Esse caráter dinâmico em que as verdades são estabelecidas pode ser interessante para compreender o modo como se fixam decisões judiciais. Inspirado em Carlo Rovelli, “um olhar em direção à realidade, um pouco menos velado do que o da nossa ofuscada banalidade cotidiana”, autoriza um percurso de aprendizagem que exige certo esforço cognitivo (aqui).

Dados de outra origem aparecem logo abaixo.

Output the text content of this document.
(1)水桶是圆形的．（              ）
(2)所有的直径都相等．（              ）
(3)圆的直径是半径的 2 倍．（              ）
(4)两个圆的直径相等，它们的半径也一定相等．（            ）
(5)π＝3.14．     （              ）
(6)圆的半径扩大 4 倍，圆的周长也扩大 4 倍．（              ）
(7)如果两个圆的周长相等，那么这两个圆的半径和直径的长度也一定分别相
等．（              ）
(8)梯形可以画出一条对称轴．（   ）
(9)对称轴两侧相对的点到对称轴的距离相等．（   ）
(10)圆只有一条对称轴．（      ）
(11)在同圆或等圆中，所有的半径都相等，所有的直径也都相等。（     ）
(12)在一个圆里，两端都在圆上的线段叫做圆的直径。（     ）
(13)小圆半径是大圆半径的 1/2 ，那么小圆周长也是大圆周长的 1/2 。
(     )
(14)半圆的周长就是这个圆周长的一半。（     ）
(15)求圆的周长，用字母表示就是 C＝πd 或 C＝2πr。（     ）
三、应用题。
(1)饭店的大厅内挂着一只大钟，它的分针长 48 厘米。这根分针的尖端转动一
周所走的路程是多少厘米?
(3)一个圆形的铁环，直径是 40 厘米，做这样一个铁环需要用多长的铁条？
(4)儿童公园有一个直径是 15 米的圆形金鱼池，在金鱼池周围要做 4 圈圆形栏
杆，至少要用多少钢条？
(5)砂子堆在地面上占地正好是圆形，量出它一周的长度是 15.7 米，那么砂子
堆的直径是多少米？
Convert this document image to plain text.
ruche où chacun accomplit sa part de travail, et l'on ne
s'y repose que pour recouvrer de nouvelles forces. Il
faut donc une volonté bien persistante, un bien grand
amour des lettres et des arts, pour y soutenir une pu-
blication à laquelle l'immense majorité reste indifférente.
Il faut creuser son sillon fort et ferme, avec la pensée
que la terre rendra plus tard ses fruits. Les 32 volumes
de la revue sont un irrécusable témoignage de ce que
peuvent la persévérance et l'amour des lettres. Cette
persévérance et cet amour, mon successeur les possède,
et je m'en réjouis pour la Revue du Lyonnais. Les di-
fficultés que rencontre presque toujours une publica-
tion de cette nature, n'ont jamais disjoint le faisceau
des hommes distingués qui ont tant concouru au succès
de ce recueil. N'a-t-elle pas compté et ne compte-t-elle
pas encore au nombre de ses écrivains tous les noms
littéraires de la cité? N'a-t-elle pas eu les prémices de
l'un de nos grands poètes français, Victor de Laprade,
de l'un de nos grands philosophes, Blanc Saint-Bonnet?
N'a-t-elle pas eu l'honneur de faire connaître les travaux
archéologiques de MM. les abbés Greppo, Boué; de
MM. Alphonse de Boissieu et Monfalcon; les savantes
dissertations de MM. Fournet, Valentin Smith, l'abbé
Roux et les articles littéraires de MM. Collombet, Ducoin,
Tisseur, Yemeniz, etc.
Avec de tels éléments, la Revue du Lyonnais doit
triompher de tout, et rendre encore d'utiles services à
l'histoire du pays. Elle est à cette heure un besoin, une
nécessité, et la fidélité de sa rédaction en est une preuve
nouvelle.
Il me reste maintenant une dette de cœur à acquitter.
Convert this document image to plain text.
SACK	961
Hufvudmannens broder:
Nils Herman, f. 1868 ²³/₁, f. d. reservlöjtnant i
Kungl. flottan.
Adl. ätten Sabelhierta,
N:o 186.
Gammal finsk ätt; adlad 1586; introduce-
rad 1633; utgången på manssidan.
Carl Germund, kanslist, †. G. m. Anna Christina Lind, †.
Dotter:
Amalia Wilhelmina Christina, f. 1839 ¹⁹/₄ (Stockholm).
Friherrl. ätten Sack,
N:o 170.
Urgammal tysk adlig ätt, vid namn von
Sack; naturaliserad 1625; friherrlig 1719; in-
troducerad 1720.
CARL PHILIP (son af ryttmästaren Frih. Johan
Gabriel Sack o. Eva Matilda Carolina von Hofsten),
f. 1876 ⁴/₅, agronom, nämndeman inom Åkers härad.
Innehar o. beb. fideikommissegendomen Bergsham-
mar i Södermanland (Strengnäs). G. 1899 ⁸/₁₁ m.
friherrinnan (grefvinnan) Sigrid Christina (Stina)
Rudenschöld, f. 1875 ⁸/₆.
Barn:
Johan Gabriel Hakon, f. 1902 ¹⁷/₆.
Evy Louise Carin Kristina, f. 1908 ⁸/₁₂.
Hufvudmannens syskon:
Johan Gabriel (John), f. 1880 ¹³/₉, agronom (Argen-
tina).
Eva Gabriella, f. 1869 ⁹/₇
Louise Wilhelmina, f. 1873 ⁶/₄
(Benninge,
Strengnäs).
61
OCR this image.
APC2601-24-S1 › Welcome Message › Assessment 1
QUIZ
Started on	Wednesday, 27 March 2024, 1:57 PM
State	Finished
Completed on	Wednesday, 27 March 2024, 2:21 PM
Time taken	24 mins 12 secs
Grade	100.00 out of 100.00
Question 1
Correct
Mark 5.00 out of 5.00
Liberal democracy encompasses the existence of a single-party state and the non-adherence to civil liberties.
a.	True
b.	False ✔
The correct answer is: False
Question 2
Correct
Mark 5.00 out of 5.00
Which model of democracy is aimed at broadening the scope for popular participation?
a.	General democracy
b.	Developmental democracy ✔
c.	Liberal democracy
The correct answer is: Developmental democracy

Pode-se dizer que, da força probatória ao campo probatório, em que os significantes vibram, ondulam e colidem entre si, montam-se arranjos que podem ser probabilisticamente indicados, sem que se tenha certeza absoluta do modo como se acomodam. Foi-se o tempo em que o processo penal podia ser pensado como uma linear sucessão de significantes probatórios que se associam sem que haja a onipresente interação; sob essa perspectiva, o caráter estático do jogo probatório deve ser substituído pela dinâmica das relações, em que a flexibilidade dos sentidos depende de múltiplos fatores de síntese[1]. Os significantes também difratam em contato com outros significantes, podendo se fundir, associar, expandir e até mesmo criar buracos negros em que a luz antecedente se desfaz, embora não desapareça por completo. A prova ilícita excluída do processo sem que o julgador que determinou a exclusão também seja retirado significa a permanência — efeito perseverança — dos efeitos de uma luz que não mais brilha, mas existe; equipara-se ao do buraco negro.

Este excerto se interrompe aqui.